The Era of Social Content
The Internet has changed human interaction in profound and complicated ways, and it is important to understand these changes in order to use it to one’s advantage, whether it’s for business or inter-personal communication. At the dawn of the first sites, content was static1. Much like books, websites provided information to users, who could not then interact or engage with it. It was a one-sided communication, which often had out-of-date information and did not provoke creativity or social interaction.
However, it was not long before social networking and sharing websites transformed the Internet into a multi-sided interaction with dynamic and regularly updated content, which the users themselves can influence or create2. Since 1995, this trend has continued to grow exponentially through social functionality, social colonization and social content3. This era of social content is characterized by social networks functioning like operating systems by 1) making every human experience, and 2) providing personalized and accurate content. The Internet of today facilitates the exchange and discussion of ideas and the creation of powerful and informative content not only by individuals, but also by communities as whole.
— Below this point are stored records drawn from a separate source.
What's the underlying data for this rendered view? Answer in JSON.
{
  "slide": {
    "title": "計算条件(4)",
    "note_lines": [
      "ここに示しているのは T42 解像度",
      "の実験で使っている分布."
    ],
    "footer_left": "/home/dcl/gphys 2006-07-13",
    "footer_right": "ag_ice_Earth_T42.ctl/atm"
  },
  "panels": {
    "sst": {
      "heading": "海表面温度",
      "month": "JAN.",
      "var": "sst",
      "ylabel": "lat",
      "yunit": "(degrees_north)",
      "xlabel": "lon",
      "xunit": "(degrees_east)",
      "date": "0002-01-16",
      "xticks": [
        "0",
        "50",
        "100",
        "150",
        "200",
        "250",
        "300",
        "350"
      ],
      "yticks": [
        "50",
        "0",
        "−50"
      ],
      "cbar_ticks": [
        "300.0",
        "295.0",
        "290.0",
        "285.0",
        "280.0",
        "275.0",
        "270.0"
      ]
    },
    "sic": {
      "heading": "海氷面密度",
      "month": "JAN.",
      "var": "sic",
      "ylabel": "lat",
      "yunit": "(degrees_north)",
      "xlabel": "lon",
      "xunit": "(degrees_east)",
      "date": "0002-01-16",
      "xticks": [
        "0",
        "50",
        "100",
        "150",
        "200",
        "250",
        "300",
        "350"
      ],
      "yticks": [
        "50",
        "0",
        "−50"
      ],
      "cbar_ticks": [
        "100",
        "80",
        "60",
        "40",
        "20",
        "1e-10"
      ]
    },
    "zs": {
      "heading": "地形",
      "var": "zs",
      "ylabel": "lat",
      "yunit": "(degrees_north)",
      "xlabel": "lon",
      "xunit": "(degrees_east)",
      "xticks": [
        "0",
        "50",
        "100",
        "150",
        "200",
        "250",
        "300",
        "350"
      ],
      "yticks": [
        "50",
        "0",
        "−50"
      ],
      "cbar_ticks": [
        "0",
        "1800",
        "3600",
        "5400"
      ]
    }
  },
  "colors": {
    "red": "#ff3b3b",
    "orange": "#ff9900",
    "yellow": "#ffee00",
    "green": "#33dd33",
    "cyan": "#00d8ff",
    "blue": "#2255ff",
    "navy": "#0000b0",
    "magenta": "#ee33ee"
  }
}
However, social content should not be interpreted as merely content which is heavily shared on social media websites like Facebook, Twitter, Google+ and LinkedIn. If this were true, then a highly Liked, Shared, +1ed page should have high quality social content, but this is not always true. There is high correlation between these two characteristics4, but there are other explanations for this correlation. One would be that social content causes a lot of sharing on social media (not the other way around), while another is that social content ranks well in search engines, which in turn causes the social media presence.
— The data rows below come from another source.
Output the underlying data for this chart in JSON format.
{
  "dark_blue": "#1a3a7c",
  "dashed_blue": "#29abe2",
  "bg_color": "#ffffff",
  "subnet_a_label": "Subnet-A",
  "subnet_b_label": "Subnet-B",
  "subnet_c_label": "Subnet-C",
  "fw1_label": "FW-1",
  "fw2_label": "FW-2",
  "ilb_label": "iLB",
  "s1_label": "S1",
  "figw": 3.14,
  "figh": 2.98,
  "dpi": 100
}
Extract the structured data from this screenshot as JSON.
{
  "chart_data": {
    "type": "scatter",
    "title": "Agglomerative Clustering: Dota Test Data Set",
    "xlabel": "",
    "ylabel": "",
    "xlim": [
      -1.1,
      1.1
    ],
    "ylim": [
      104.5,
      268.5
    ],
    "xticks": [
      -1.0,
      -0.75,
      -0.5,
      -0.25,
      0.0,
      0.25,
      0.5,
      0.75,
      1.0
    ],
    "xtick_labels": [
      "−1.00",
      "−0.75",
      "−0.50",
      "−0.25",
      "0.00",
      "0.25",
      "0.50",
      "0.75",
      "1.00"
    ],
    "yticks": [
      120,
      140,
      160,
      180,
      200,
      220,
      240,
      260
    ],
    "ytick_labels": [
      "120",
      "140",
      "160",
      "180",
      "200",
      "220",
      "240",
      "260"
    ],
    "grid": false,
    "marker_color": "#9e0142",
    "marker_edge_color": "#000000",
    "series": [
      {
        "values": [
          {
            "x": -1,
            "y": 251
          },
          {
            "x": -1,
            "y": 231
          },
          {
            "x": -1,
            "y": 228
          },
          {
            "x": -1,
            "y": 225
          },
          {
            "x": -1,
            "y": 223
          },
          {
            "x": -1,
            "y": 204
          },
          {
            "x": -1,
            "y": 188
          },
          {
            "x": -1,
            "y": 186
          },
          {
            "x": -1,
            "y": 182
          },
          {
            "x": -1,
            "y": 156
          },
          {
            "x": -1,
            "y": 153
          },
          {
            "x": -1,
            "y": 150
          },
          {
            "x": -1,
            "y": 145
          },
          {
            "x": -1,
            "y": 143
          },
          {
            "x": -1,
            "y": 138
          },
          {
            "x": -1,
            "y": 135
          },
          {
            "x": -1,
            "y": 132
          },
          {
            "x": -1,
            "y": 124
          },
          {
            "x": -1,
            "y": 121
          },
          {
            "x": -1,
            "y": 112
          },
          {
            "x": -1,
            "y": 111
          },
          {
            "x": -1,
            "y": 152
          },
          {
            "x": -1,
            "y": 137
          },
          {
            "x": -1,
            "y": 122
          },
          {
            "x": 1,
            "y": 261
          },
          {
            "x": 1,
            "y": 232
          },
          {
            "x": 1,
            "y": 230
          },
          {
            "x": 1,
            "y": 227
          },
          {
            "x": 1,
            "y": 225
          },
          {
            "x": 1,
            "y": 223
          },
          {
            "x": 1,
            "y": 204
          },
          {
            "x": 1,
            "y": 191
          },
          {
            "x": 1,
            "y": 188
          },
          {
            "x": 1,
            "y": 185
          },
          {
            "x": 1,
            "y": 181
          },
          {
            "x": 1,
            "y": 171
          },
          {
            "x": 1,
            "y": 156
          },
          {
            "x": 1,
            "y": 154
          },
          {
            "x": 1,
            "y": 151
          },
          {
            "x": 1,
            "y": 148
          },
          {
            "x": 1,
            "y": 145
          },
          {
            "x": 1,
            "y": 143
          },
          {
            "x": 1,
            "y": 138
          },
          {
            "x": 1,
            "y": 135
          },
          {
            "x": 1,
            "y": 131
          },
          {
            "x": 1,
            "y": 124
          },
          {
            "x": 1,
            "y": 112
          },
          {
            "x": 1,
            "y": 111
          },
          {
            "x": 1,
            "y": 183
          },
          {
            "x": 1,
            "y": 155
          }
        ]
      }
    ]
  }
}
So what does this mean for businesses? The main social change is that users are more demanding and do not want to be seen as merely consumers. They want to be engaged in the process wherever they are: in an organization, at a company website, or in a personal communication. The best customer strategy for companies is to ask their client communities and listen carefully. They should be flexible and responsive in order to adapt to changes in customer preferences, needs and resources. Transparency is another key issue because the age of social content has made the flow of information faster and easier. Practically speaking, this will be reflected on the company website, whether all relevant product, company and staff information is displayed or not.
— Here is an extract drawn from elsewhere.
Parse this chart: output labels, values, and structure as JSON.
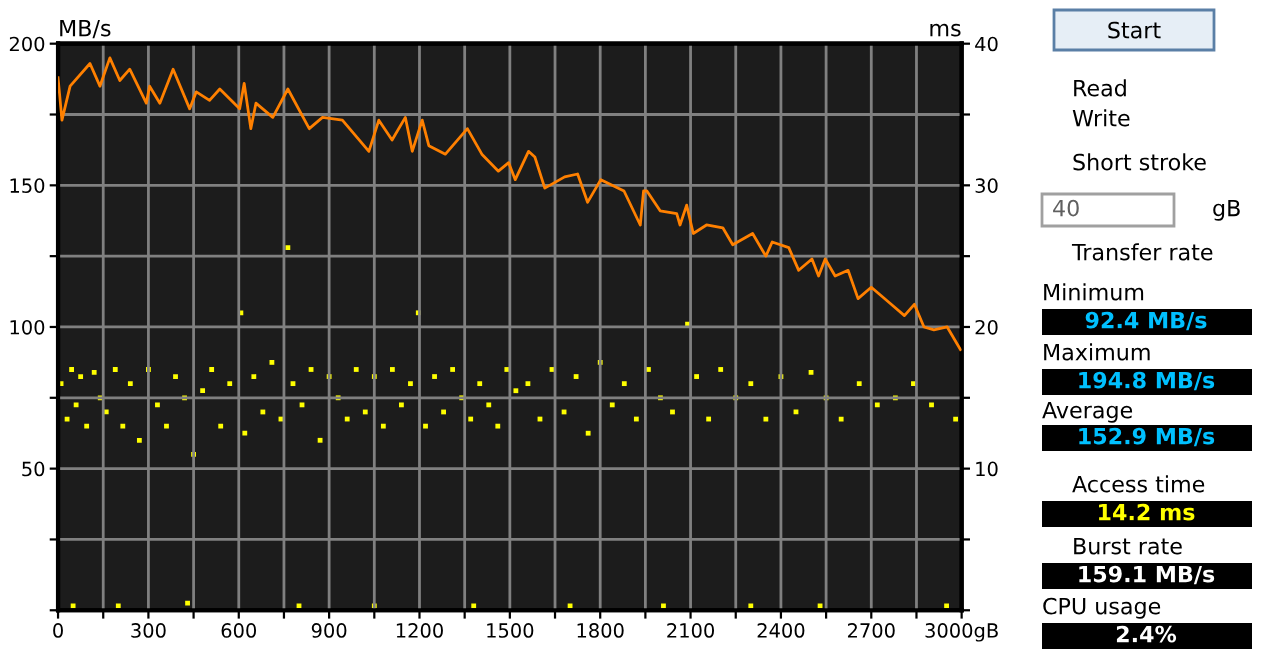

Another profound impact will be on the marketing and branding strategy of the company. Consumer communities will gain more power and authority, and their support will be more valuable than ever. It makes sense for corporations to build strong and positive relationships with their client communities by, for example, communicating with them and addressing their concerns. Strong advocates will be harder to win but their opinions are more authoritative and widely trusted than the company they support, so it is a worthwhile investment.
In the past it was enough for writers and other content creators to write out well-informed text in order to attract users. Nowadays, to win the discerning reader, the content creator must utilize multiple types of media, such as images and video; must make use of interactive interfaces as much as possible, should create informative, interesting and actionable content; and offer easy sharing options. Nevertheless, companies can take advantage of this social content trend. Outsourcing product design and development to user communities is both cost-efficient and PR friendly, while organizational transparency can improve accountability and management.
So, as with other major changes, it is important to get on the wagon as soon as possible to beat the competition.